Orhan Pamuk, romanında gazetelerde "sıkça yer alan" haberlerle
ilgili bir kurguya yer vermiş ve "(...)Çok işlenen ve sayısız
çeşitlemeleri olan ikinci cins cinayet ise, cinsel açlık içindeki
oğulun, bir cinnet anında zorla anasıyla yatmasıydı. Bu oğulların
bazıları kendilerini durdurmaya ya da cezalandırmaya çalışan
babalarını öldürüyordu" ifadelerini kullanmıştı. Bu kurguya tepki
gösteren Murat Bardakçı, "Neredeyse kırk senelik gazeteciyim, ucuz
yahut pahalı hiçbir gazetede “oğulun anası ile yatmasını” ve
ardından gelen cinayetler zincirini konu alan tek bir haber bile
görmedim" dedi.
Bu romanın yabancı dile çevrilmesi durumunda Türkiye'nin de sık sık
bu olayların yaşandığı bir yer gibi algılanacağını belirten
Bardakçı, neden "Çüş Orhan Pamuk çüş" başlığını kullandığını da
şöyle anlattı:
"Başlıkta kullandığım “Çüş” ibaresi için affınızı rica ediyorum...
Aslında daha değişik bir başlık düşünmüştüm ama arkadaşlar
“Ana-oğul üzerine kurulu böylesine menfur bir hayâlin başlıkta
kullanılması bile yakışıksız olur” dediler ve dolayısı ile “Çüş”
ile yetinmek zorunda kaldım.
Ama bu “Çüş”ün yanına arzu ederseniz “Yuh”, “Ohaaaa!” vesaire gibi
ünlemler de koyabilirsiniz. “Kırmızı Saçlı Kadın”daki bu utanç
verici hayâli yorumlamakta zaten bu ünlemler ile daha nice sıfatlar
bile kifayetsiz kalır."
İşte Bardakçı'nın "Çüş Orhan Pamuk Çüş" başlıklı o yazısı:
"Önce bir-iki haftadan buyana hemen her yerde, hattâ ATM’lerde bile
reklâmı yapılan, bahsi daha açılır açılmaz hayranlık krizlerine
girilen ve yüceltile yüceltile göklere çıkartılan bir romandan
aynen aldığım şu paragrafı okuyun:
“...Bir dönem skandal ve cinayet haberlerini öne çıkaran gazeteleri
Oidipus ve Rüstem benzeri hikâyelere çok rastladığım için okudum.
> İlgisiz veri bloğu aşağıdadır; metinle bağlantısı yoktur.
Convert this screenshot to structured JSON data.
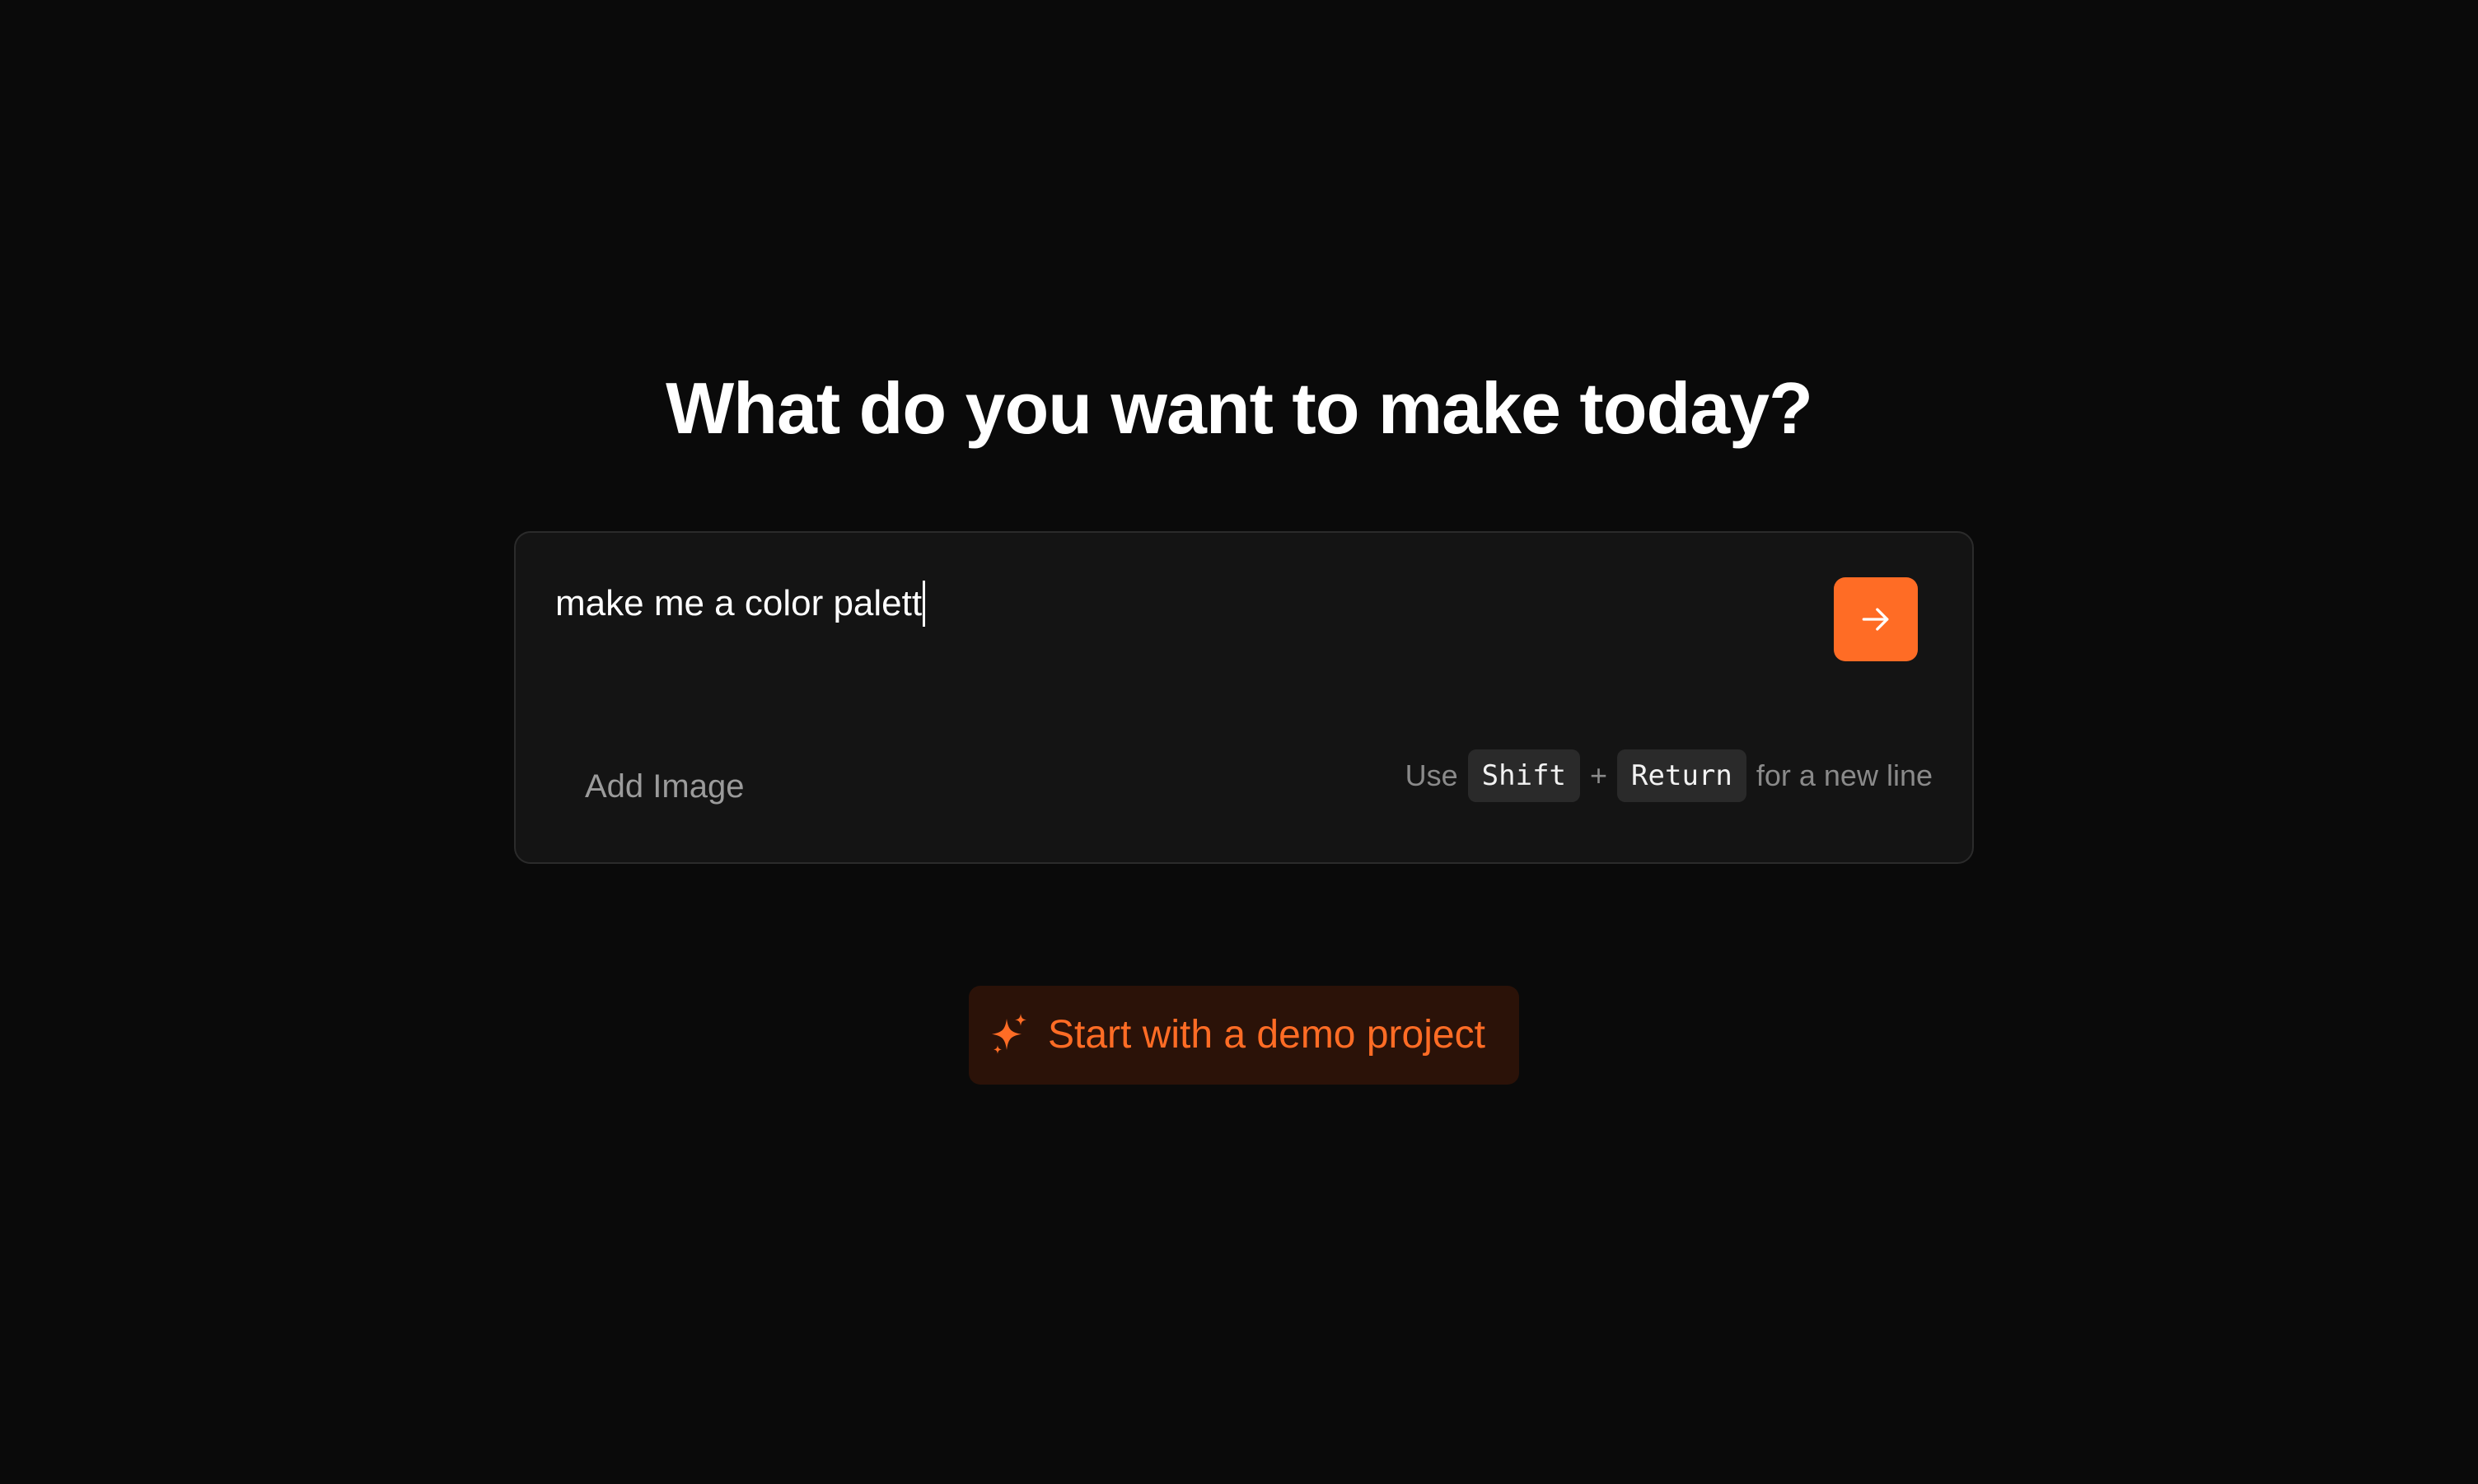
{
  "main": {
    "headline": "What do you want to make today?"
  },
  "composer": {
    "prompt_value": "make me a color palett",
    "add_image_label": "Add Image",
    "hint": {
      "prefix": "Use",
      "key1": "Shift",
      "plus": "+",
      "key2": "Return",
      "suffix": "for a new line"
    },
    "send_icon": "arrow-right-icon"
  },
  "demo": {
    "label": "Start with a demo project",
    "icon": "sparkle-icon"
  },
  "colors": {
    "background": "#0a0a0a",
    "composer_bg": "#141414",
    "accent": "#ff6c25",
    "demo_bg": "#2b1208"
  }
}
İstanbul’da iki çeşit hikâye okur tarafından çok seviliyor, ucuz
gazetelerde çok yayımlanıyordu. Birincisi; oğlu askerde, hapiste,
uzaktayken babanın, genç ve güzel geliniyle yatması, olayı fark
eden oğulun babayı öldürmesiydi. Çok işlenen ve sayısız
çeşitlemeleri olan ikinci cins cinayet ise, cinsel açlık içindeki
oğulun, bir cinnet anında zorla anasıyla yatmasıydı. Bu oğulların
bazıları kendilerini durdurmaya ya da cezalandırmaya çalışan
babalarını öldürüyordu. Toplum tarafından en çok nefretle
karşılanan oğullar bunlardı: Ama toplum onlardan babalarını
öldürdükleri için değil, zorla analarıyla yattıkları için nefret
ediyor, adlarını bile anmak istemiyordu. Baba katili bu oğulların
bazıları bir pisliği temizleyerek nam yapmak isteyen hapishane
ağaları, kabadayılar veya kiralık katil adayları tarafından
öldürülüyordu. Bu cinayetlere devlet, hapishane yönetimi,
gazeteciler, hatta toplum karşı çıkmıyordu...”
İÇİNİZ KALKTI DEĞİL Mİ?
Okuyanın âsabını lâçka eden, özellikle de “ana-oğul” bahsine
gelince artık ikrah ettiren bu ifadeler hangi romanda mı
geçiyor?
Başlıktan zaten anlamışsınızdır: Orhan Pamuk’un yere-göğe konamayan
son kitabında, “Kırmızı Saçlı Kadın”ın 114. sayfasında!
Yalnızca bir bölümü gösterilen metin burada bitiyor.